Lastly, I am very offended that you are using literacy as a proxy for intelligence. Just because people have not been fortunate enough to have the opportunity to go to school does not mean they are stupid. People sell their votes because they are poor. If I was starving, I would sell my vote to get some money for my next meal. I understand this sort of behaviour to be instinctual and not stupid.

I struggle to see anything positive from the process and the results of the past elections both state and federal.

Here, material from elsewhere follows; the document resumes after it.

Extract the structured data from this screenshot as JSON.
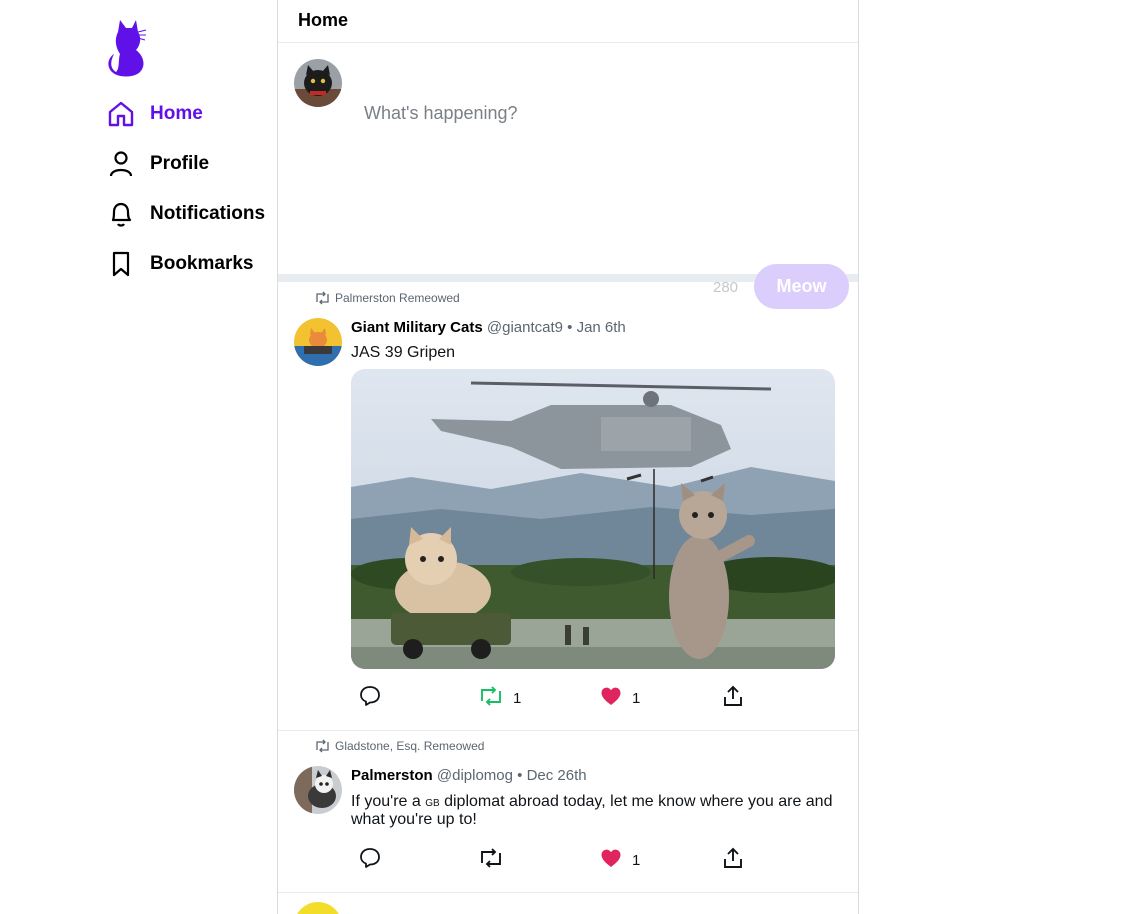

If anyone has anything more valid than the points posted by anonymous 2 please let me know...

Acheeka said...

all former colonies face difficulty with corruption and measuring up to the democratic ideal. this is an upshot of the imposition of democracy as the social structure par excellence by democratic conquerors. if one were to trace the origins of democracy, which tend to coincide with early capitalism, one would find collective interests of multiple groups, none prepotent, gradually forming political parties and consolidating a democratic system. thus democracy develops as an adaptive feature. once democracy is inflicted upon a society, however, there lie distorted balances of power which fuel corruption and inefficiency and which are almost impossible to rectify as they become ingrained into the system. but 'the excuse of colonialism wore out at least a generation ago' - what's done is done. unfortunately, an intended change (for the better, let's assume) in this imperfect system requires a group of individuals (with noble, and more importantly, unified intent and dazzling ability, of course), working against those that are propagating the system itself. if these individuals choose to work outside the system, they will be admonished for undemocratic behaviour. if they choose to work within it, their endeavour is likely doomed from the beginning (unless they can form a de facto one-party state, which might require some rigging in itself, or some other more innocuous political manoeuvreing. we have a 'lesser of two evils' issue here, a slippery slope, and a debate about human nature.). perhaps one needs to question whether democracy, as defined by the western ideal, is appropriate for this stage in nigeria's development. sometimes, in the drive for progress, it is better to sacrifice a little self-government to the wisdom of a few (see singapore - sorry, had to bring in an asian country).